Libpuzzle何百万もの写真のインデックスを作成しますか？

それでは、彼らが提供する例を見て、拡張してみましょう。

各画像に関連する情報（パス、名前、説明など）を格納するテーブルがあると仮定します。そのテーブルには、データベースに最初にデータを入力するときに計算および保存される、圧縮された署名のフィールドが含まれます。このようにそのテーブルを定義しましょう：

CREATE TABLE images (
    image_id INTEGER NOT NULL PRIMARY KEY,
    name TEXT,
    description TEXT,
    file_path TEXT NOT NULL,
    url_path TEXT NOT NULL,
    signature TEXT NOT NULL
);

最初に署名を計算するときに、署名からいくつかの単語も計算します。

// this will be run once for each image:
$cvec = puzzle_fill_cvec_from_file('img1.jpg');
$words = array();
$wordlen = 10; // this is $k from the example
$wordcnt = 100; // this is $n from the example
for ($i=0; $i<min($wordcnt, strlen($cvec)-$wordlen+1); $i++) {
    $words[] = substr($cvec, $i, $wordlen);
}

これで、これらの単語を次のように定義されたテーブルに入れることができます。

CREATE TABLE img_sig_words (
    image_id INTEGER NOT NULL,
    sig_word TEXT NOT NULL,
    FOREIGN KEY (image_id) REFERENCES images (image_id),
    INDEX (image_id, sig_word)
);

次に、そのテーブルに挿入し、単語が見つかった場所の位置インデックスを付加して、単語が一致したときに、署名の同じ場所で一致したことを確認します。
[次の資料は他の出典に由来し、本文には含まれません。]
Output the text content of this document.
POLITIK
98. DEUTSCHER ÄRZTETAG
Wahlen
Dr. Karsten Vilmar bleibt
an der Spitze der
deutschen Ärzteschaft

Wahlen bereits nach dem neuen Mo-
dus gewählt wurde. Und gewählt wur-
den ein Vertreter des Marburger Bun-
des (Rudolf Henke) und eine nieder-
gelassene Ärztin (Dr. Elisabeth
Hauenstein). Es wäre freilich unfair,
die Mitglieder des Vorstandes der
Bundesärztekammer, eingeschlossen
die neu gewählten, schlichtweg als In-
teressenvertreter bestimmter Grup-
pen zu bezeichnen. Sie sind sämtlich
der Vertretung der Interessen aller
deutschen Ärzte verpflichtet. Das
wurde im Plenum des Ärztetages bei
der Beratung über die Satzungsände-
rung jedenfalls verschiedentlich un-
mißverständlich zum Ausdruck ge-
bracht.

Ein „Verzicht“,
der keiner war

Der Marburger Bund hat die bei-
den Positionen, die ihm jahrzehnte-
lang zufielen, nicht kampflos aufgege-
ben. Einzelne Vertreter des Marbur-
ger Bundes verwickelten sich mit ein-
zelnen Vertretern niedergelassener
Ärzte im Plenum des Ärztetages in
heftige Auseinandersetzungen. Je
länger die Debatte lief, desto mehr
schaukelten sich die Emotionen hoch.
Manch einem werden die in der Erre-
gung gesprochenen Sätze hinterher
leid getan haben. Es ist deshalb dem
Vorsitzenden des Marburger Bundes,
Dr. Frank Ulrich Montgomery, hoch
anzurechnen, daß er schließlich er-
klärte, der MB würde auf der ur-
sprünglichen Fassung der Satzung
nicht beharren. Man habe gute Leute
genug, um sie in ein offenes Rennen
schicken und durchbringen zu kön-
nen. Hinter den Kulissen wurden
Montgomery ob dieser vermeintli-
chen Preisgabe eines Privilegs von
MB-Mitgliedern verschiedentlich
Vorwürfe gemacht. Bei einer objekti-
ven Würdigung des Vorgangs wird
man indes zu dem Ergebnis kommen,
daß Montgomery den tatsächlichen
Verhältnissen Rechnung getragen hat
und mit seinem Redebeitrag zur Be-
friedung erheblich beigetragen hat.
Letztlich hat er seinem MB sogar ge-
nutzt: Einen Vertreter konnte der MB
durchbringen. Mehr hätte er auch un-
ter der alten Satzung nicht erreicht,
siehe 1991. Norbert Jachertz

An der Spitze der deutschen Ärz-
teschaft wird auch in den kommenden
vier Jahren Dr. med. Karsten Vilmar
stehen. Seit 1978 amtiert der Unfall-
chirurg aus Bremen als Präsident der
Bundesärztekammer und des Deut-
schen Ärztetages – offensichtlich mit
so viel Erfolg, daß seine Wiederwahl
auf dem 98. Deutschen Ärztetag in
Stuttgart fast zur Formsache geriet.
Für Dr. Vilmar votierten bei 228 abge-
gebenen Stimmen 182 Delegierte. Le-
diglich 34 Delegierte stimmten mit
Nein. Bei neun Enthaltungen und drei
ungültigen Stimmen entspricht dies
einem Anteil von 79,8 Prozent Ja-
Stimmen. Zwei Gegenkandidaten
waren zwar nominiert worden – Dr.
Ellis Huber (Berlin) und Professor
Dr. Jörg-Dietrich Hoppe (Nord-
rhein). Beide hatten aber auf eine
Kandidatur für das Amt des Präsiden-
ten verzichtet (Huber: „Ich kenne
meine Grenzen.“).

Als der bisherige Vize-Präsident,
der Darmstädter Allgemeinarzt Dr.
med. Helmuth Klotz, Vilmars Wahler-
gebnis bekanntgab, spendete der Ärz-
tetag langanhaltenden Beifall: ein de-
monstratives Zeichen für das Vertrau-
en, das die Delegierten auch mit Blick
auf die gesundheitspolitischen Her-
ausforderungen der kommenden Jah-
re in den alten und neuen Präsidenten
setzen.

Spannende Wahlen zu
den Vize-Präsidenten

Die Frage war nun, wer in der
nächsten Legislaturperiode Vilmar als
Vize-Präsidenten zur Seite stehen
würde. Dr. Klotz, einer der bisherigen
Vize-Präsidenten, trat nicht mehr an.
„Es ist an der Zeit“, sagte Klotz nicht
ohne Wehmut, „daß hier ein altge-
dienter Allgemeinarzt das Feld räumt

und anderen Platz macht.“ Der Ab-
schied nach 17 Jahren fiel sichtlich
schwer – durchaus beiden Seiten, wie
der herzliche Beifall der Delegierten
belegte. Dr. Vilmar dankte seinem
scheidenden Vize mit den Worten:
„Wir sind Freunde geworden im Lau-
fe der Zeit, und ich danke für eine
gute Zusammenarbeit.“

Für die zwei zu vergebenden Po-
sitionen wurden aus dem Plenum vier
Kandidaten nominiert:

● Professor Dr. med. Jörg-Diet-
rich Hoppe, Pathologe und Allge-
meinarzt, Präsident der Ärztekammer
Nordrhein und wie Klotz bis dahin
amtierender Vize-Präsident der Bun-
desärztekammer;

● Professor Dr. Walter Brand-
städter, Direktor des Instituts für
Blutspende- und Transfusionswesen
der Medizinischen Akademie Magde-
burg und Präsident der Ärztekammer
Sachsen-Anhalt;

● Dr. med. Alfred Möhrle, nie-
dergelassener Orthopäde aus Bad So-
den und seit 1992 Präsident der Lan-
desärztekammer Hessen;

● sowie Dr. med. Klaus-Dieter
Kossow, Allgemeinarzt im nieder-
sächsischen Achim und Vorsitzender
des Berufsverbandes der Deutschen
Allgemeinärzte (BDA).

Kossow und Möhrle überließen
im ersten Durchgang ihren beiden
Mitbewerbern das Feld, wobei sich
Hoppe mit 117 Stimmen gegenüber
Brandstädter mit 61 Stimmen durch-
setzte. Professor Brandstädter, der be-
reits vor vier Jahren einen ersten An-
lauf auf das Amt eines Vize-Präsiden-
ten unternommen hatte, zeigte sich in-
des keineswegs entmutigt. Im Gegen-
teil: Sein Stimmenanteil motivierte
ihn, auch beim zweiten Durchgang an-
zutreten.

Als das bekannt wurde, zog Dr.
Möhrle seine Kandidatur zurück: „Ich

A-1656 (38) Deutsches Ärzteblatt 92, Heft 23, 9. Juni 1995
// the signature, along with all other data, has already been inserted into the images
// table, and $image_id has been populated with the resulting primary key
foreach ($words as $index => $word) {
    $sig_word = $index.'__'.$word;
    $dbobj->query("INSERT INTO img_sig_words (image_id, sig_word) VALUES ($image_id,
        '$sig_word')"); // figure a suitably defined db abstraction layer...
}

このようにデータが初期化されると、一致する単語を含む画像を比較的簡単に取得できます。

// $image_id is set to the base image that you are trying to find matches to
$dbobj->query("SELECT i.*, COUNT(isw.sig_word) as strength FROM images i JOIN img_sig_words
    isw ON i.image_id = isw.image_id JOIN img_sig_words isw_search ON isw.sig_word =
    isw_search.sig_word AND isw.image_id != isw_search.image_id WHERE
    isw_search.image_id = $image_id GROUP BY i.image_id, i.name, i.description,
    i.file_path, i.url_path, i.signature ORDER BY strength DESC");

HAVINGを追加することで、クエリを改善できます。最小のstrengthを必要とする句、したがって、一致するセットがさらに削減されます。

これが最も効率的な設定であることを保証するものではありませんが、探していることを達成するために大まかに機能するはずです。

基本的に、この方法で単語を分割して保存すると、署名に対して特別な機能を実行しなくても、大まかな距離チェックを実行できます。